Au reste, nous avons déjà mentionné à titre liminaire un rapprochement possible entre le gnosticisme et Fondane à propos de la notion d’aliénation, sans vouloir trop surdéterminer les textes, que l’on songe à La Conscience malheureuse, qui dénonce l’aliénation de la conscience individuelle par la raison[18], ou au Faux Traité d’esthétique, dans lequel Fondane tient le « concept d’art » pour une « ‘‘aliénation’’ sensible de la réalité primitive »[19].
Pourtant, faute de mettre au jour l’existence d’éléments gnostiques au sens historique, pour l’instant, au-delà de ces conjonctions, tout ne reste encore que conjectures sur les liens imaginés ou réels de Fondane avec la gnose au sens strict, rien ne permet de fonder un authentique gnosticisme qui ne se réduise pas simplement à une généralité vague ou même à une vue de l’esprit : des ressemblances ne suffisent pas à établir une parenté. Il reste donc à repérer des éléments textuels porteurs d’un gnosticisme historique dans l’œuvre fondanienne.
Affinité élective ou air de famille ?
Nous trouvons des références à la gnose dans des articles publiés sous le titre : « Judaïsme et hellénisme » (1919). C’est d’autant plus étonnant que Fondane prend pour point de départ l’ouvrage de Buber intitulé L’Esprit du Judaïsme[20], et que par ailleurs, Buber considère la gnose et l’apocalyptisme comme étant étrangers au judaïsme en tant que tel[21].

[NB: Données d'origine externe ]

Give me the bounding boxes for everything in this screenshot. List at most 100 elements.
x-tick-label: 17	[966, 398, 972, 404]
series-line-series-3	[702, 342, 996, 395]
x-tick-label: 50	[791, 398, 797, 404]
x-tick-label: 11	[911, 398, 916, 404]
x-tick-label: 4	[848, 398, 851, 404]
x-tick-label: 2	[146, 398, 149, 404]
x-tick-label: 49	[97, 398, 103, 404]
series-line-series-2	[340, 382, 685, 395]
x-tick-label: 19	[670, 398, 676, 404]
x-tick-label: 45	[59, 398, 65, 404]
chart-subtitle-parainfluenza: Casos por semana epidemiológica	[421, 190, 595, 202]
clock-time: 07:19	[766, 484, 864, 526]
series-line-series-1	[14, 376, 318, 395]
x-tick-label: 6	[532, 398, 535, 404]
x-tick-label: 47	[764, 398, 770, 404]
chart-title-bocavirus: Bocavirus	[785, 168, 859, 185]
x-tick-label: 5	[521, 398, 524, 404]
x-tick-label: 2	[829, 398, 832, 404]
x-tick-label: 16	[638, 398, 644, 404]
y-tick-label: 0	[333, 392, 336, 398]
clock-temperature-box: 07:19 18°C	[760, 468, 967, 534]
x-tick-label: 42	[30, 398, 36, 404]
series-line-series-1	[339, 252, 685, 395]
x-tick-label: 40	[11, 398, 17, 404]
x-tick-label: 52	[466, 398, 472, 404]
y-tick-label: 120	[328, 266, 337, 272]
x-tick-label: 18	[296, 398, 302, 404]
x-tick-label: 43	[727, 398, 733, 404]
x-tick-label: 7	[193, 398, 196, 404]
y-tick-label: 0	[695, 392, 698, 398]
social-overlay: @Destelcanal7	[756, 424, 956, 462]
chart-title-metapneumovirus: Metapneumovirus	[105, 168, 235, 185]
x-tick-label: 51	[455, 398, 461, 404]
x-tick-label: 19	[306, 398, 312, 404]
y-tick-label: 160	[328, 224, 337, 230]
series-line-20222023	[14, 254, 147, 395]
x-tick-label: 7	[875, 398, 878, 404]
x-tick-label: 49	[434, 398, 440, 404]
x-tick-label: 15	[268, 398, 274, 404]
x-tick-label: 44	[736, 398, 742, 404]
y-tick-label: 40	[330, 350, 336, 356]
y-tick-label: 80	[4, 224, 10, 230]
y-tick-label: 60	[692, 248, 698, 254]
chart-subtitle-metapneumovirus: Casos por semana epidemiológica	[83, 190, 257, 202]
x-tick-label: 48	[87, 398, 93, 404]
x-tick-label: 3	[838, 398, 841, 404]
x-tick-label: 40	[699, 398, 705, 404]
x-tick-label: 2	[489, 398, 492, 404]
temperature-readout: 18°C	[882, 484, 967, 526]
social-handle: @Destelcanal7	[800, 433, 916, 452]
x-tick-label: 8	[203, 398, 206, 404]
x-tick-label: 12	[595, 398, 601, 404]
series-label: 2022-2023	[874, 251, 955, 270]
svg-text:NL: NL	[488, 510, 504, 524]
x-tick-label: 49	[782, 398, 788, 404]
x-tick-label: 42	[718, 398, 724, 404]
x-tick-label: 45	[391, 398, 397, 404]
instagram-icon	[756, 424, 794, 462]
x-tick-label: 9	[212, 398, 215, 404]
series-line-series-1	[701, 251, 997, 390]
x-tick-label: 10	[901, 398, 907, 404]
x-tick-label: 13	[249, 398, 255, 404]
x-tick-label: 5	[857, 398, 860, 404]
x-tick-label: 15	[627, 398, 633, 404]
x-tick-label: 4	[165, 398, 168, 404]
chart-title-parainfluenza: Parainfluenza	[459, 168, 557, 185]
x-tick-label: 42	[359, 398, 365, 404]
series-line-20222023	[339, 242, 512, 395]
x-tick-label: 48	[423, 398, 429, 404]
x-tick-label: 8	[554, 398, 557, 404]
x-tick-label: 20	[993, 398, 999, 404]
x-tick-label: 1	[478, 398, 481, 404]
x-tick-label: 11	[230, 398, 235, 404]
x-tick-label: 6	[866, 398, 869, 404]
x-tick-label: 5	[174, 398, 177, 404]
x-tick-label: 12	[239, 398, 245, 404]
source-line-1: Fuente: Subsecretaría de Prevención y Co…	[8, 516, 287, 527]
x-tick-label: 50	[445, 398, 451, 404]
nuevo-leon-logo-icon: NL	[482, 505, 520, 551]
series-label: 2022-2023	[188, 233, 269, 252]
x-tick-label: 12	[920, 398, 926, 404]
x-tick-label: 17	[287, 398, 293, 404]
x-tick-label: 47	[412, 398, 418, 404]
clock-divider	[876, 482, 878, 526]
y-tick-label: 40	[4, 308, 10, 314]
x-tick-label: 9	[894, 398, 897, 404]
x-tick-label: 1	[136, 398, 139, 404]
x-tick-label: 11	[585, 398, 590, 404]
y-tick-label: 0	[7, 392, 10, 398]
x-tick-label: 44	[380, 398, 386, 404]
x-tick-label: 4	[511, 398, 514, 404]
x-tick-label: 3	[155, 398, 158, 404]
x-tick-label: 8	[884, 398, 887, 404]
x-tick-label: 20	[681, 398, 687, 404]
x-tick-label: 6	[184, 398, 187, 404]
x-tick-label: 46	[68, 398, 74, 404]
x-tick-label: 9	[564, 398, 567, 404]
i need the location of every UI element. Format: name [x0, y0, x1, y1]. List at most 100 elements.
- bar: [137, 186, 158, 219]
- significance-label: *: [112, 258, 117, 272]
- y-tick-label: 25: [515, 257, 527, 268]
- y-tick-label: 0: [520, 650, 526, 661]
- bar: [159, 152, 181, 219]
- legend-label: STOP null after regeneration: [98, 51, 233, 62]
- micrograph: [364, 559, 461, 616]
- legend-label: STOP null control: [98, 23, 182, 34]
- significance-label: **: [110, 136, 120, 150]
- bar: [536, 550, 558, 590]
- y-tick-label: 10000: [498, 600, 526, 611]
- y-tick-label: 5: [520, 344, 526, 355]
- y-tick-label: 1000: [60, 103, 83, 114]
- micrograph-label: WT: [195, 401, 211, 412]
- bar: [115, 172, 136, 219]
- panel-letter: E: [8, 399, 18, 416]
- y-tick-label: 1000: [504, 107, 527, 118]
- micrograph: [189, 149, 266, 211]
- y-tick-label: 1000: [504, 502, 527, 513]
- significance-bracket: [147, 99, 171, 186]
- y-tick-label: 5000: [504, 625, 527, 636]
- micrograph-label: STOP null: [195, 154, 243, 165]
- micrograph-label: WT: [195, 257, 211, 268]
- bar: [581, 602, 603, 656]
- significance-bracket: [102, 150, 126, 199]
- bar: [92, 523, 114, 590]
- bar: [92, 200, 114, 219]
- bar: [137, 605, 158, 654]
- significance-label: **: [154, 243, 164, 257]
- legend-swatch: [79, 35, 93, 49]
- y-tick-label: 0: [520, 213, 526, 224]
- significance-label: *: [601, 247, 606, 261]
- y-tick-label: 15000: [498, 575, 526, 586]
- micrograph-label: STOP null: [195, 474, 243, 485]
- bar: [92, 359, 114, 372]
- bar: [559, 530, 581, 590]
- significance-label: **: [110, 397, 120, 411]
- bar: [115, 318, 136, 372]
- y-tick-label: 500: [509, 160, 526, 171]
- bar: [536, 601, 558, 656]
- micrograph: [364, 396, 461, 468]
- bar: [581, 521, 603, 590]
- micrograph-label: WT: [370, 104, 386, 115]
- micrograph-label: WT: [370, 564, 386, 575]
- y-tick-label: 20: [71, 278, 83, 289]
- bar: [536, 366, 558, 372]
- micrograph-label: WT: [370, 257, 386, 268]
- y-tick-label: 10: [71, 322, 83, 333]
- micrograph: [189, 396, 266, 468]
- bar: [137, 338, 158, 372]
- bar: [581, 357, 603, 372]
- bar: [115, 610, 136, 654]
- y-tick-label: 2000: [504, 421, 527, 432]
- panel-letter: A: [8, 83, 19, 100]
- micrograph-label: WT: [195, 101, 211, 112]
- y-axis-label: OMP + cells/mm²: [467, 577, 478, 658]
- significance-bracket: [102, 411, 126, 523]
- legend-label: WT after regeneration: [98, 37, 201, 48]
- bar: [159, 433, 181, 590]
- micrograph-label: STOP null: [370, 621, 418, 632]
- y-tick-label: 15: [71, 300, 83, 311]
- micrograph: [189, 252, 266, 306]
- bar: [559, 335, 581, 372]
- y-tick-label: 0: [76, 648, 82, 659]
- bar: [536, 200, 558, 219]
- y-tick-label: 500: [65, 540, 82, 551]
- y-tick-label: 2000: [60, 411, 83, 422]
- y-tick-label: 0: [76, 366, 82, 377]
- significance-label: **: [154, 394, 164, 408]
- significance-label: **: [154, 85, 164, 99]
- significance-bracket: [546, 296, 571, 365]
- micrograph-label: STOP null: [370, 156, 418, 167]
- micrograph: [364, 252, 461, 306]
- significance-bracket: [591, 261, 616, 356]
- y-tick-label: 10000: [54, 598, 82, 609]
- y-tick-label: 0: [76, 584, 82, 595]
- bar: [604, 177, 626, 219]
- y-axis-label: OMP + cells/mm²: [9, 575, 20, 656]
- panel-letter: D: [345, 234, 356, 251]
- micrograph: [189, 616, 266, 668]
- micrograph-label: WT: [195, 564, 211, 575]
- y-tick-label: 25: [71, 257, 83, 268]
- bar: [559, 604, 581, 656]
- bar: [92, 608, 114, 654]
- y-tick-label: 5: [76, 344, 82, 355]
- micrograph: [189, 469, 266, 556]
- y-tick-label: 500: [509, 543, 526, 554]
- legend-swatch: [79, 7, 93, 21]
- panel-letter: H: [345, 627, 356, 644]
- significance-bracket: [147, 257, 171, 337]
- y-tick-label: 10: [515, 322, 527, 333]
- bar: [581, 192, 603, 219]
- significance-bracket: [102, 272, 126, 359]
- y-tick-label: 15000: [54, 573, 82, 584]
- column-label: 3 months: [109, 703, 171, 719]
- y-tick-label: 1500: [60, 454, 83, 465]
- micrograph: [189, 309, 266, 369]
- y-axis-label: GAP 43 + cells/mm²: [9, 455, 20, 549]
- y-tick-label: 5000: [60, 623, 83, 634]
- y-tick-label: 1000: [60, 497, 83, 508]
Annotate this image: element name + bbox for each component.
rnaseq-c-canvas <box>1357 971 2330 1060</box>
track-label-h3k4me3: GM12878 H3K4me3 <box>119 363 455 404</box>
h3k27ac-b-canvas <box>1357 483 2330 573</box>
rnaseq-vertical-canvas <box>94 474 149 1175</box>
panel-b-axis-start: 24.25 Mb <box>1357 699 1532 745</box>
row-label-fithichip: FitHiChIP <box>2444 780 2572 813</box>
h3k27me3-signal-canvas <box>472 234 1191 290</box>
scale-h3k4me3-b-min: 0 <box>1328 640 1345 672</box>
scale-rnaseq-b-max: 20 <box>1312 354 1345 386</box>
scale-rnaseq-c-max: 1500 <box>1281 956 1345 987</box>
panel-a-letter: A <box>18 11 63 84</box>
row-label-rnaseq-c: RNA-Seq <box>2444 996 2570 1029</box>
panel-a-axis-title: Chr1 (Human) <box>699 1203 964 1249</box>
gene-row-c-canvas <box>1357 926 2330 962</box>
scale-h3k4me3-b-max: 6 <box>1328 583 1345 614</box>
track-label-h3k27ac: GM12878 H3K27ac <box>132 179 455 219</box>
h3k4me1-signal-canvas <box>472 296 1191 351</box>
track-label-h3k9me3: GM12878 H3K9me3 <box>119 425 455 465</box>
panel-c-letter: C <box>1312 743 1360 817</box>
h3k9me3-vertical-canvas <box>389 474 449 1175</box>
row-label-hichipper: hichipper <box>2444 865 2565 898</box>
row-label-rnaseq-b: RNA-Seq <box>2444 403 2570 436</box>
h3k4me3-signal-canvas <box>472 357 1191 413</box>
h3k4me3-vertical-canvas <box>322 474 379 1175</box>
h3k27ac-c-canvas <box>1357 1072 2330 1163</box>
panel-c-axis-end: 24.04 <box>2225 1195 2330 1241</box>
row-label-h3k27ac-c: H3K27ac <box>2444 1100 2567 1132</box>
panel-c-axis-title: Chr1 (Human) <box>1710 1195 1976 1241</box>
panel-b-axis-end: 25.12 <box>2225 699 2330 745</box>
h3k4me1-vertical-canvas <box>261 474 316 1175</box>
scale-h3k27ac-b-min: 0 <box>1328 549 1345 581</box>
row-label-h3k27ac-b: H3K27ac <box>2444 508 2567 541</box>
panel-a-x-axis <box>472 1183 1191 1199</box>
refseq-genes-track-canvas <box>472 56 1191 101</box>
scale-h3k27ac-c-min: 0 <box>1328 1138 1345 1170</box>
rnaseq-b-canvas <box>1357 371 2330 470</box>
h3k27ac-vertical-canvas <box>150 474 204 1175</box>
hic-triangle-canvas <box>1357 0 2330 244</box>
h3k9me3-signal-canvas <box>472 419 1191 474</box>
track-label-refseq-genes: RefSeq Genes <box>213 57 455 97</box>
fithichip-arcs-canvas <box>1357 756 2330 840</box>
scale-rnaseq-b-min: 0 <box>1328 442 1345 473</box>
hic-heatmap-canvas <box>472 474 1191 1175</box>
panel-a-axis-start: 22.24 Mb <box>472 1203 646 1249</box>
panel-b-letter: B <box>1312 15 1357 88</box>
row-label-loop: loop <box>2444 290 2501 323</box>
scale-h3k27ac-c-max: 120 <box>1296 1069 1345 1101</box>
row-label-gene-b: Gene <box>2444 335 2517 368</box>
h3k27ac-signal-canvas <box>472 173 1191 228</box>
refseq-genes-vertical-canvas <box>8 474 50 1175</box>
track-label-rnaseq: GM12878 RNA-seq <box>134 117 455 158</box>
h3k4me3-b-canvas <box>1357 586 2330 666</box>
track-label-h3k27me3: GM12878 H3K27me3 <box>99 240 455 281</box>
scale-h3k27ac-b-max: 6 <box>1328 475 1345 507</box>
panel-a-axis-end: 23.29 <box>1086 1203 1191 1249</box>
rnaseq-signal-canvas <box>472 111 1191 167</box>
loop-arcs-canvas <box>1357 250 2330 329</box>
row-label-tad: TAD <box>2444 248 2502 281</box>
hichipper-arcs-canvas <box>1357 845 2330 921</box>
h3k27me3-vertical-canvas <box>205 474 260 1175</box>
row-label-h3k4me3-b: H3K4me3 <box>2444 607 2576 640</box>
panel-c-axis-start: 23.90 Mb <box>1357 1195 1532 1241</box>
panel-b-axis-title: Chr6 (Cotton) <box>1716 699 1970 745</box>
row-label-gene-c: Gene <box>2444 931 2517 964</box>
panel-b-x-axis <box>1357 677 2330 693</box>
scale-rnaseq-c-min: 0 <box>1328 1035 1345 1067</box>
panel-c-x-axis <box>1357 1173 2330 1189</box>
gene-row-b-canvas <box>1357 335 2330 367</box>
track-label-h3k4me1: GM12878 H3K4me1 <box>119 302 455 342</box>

Dans la série d’essais intitulée « Judaïsme et hellénisme », nous découvrons des références au zoroastrisme : Fondane définit Zoroastre comme « le dieu de la vie, de la pureté, de la vérité »[22]. C’est une citation implicite de Charles Seignobos (1854-1942), Histoire narrative et descriptive des anciens peuples de l’Orient et de la Grèce[23]. Ancien élève de Mallarmé à Tournon, Seignobos est un historien membre de l’école méthodique (laquelle fait écho à l’école comparatiste allemande). Loin d’être une étude hérésiologique, l’ouvrage qu’utilise Fondane est un manuel d’histoire à destination des étudiants du second cycle (lycée). Cette source nous apprend deux choses : non seulement Fondane s’est ouvert à d’autres traditions que le judaïsme et Buber, mais en outre, il n’est pas loin de s’approprier la conception syncrétiste que nous précisions tout à l’heure. Selon Fondane, à l’origine, les dieux grecs étant tous protecteurs, la religion grecque était dépourvue de principe mauvais, c’est donc par l’intermédiaire des éléments zoroastriens ramenés par la conquête macédonienne, que la sophistique grecque a repris le dualisme du bien et du mal mais sans jugement de valeur, et c’est par réaction que Socrate a réinterprété le bien et le mal dans une axiologie, qui transforme le bien en devoir moral. Pour Fondane, le dualisme iranien est donc la source pervertie de la morale socratique dénoncée par Nietzsche.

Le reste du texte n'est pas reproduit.